Quinn formed the band with lead singer and guitarist Gaz Coombes and drummer Danny Goffey in 1993, with keyboardist Rob Coombes - Gaz's older brother - joining later.
“We are all East Oxford lads," he told BBC Radio Oxford.
"We grew up in Wheatley – apart from Danny he’s a Forest Hill boy, so he’s a bit of an outsider.
“All those songs come from [Oxford]. I used to work in the Covered Market in cafes and we used to get the characters and that informed [seventh track on the album] Strange Ones, where you’d find people living outside conventional society and that always interested us.
“We all felt like outsiders ourselves. All these influences were there from Cowley Road and Oxford itself.”
At the end of Strange Ones, the bells from the city’s Carfax Tower ring out.
Quinn recorded them while standing underneath the landmark with Oxford-based producer Sam Williams.
“I caught the bus in, we recorded it and then I went home,” Quinn said.
“When I used to finish my shift at the end of the night, I used to have to catch the bus back out to Wheatley and that was the sound of the end of my shift and ‘the weekend starts here’.
“We used the recording on that track because that is was it was - it was the end of the nine to five.”
I Should Coco has sold more than one million copies worldwide.
The band went on to release five more studio albums between 1997 and 2008, including In It For The Money and Life on Other Planets.
All of the band members have continued to perform as part of other projects.
Coombes released his fourth studio album, Turn the Car Around, in January 2023.
But all of their careers started in Oxford.
“We used to play the Elm Tree [in Cowley Road, now the Big Society pub] - that used to be our gig,” Quinn, who still lives in Oxford, added.
“A lot of [I Should Coco] is based in East Oxford. Obviously there’s stuff in Jericho, with the Jericho Tavern, but East Oxford was kind of our stomping ground and where we would go out drinking.”
The album was recorded at the Sawmills recording studio in Cornwall throughout 1994, with Williams producing.
“I just remember that being a beautiful summer," Quinn continued.
"We’d go out canoeing on the estuary and then just work all day on those tracks. It was very intense but really creative – we all had a say in it."

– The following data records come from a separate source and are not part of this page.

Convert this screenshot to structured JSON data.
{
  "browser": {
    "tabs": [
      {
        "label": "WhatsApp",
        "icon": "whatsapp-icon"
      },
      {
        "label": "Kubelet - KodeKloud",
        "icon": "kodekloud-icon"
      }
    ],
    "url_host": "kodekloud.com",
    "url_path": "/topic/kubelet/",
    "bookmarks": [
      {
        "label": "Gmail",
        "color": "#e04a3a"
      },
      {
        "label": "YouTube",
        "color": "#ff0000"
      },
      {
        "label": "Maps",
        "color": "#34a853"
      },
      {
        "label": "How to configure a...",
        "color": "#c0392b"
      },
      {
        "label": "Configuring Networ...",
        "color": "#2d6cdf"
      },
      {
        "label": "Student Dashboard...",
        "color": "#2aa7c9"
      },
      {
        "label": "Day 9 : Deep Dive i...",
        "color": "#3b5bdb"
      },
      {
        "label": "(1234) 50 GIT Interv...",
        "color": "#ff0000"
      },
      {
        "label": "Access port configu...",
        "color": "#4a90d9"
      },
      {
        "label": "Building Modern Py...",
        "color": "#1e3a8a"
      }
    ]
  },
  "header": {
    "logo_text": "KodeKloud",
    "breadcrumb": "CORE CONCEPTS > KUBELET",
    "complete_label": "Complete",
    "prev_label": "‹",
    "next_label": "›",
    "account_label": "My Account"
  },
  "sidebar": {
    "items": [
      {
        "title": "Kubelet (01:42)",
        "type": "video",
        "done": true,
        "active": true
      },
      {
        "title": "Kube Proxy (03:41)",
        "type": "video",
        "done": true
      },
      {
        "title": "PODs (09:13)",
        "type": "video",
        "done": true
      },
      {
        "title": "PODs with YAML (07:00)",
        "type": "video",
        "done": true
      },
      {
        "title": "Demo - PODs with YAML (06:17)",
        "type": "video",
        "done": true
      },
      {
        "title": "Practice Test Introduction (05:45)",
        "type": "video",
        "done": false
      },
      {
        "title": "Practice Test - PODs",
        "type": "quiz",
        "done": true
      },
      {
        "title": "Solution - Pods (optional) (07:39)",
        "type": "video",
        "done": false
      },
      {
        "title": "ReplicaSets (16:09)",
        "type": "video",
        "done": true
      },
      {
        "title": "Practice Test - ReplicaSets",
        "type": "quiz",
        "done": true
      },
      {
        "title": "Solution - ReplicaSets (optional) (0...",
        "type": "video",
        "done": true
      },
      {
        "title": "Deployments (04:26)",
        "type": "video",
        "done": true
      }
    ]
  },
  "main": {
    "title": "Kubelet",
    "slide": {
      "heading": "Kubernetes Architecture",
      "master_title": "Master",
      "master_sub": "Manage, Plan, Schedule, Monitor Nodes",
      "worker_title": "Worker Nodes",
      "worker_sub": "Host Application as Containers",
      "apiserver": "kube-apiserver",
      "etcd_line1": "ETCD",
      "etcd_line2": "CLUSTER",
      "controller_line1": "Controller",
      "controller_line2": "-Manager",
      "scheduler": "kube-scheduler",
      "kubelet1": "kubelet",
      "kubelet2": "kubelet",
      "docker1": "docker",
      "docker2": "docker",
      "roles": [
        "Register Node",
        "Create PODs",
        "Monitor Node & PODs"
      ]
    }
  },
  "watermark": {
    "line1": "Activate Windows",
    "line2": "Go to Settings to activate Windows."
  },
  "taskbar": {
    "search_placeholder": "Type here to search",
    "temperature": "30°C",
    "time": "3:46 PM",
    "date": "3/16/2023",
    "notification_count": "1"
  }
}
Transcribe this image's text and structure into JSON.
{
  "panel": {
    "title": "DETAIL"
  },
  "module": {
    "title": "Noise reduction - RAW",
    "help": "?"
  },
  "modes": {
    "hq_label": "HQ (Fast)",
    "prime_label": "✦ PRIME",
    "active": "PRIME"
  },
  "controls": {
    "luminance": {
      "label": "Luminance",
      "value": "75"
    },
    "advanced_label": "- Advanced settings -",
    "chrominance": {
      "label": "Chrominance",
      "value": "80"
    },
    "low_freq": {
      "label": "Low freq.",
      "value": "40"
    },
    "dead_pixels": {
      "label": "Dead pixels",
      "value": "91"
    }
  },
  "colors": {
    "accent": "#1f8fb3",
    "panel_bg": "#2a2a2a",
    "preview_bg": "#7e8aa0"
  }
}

In their late teens or early 20s, Quinn said the band was not worried about the future but focussed on making the best record they could.
“We were really enjoying it and we were finding ways of pulling all these influences into the record.
"I don’t think we were looking at what would happen afterwards.
"There was no way you'd know it would take off or if people would be listening to it 30 years later but we just wanted to contain all of that excitement in there.
"I think we recorded Alright and knew that seemed like a really strong track.
"Even at demo stage, we thought that would connect with people. It’s got such a simple melody that you could feel the magic in it.”
The band will play it to audiences in Glasgow, Nottingham, Sheffield, Newcastle and Birmingham in May 2025.
Other shows will follow in Manchester, Cardiff, Leeds, London and Cornwall.
As to whether the band will return to Oxford, Quinn said there were “mitigating circumstances" that meant they might not be able to.
“I would love to myself but we will just have to see how it goes."